(Bloomberg) -- Raiffeisen Bank International AG sees risk costs more than doubling this year as it assesses the impact of Russia’s war on Ukraine, even as the bank benefits from a surge in fees related to trading in the ruble currency market. 

The bank set aside 319 million euros ($336 million) for future loan losses in the first quarter and raised its full-year guidance for provisioning to 1% of net consumer loans, up from 0.4%, according to a statement on Wednesday. At the same time, net income of 442 million euros ($464 million) was almost three times higher than analyst estimates.

The results reflect a bank that’s still benefiting from strong economic growth in its eastern European markets, but is now preparing for tougher times ahead. The lender booked record net fees and commissions income, primarily helped by trading in the Russian currency market as other lenders were hit by sanctions.
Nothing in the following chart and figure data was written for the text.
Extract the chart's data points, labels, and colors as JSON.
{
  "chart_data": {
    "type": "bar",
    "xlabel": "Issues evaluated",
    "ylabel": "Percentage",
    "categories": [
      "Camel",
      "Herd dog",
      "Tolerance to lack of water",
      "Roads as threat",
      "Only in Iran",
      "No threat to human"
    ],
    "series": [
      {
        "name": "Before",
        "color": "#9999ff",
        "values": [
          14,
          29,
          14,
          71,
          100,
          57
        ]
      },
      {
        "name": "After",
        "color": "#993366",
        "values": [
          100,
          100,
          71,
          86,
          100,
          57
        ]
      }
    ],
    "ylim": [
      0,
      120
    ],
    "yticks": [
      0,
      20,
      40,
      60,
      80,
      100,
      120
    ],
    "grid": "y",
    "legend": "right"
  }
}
Central bank interest-rate hikes across eastern Europe also boosted net interest income.

Investors will monitor Chief Executive Officer Johann Strobl’s remarks at 2 p.m. in Vienna for any signs the bank is getting closer to a decision on its Russian unit amid a review of the business.

A potential sale, if decided, would be complicated by international financial sanctions imposed on Russia, and could hurt Raiffeisen’s profitability. The bank booked about a third of its net income in the country last year. It also removed targets for loan growth amid a freeze on new business in Russia.

One of its foreign competitors in Russia, Societe Generale SA sold its unit to the country’s richest man Vladimir Potanin.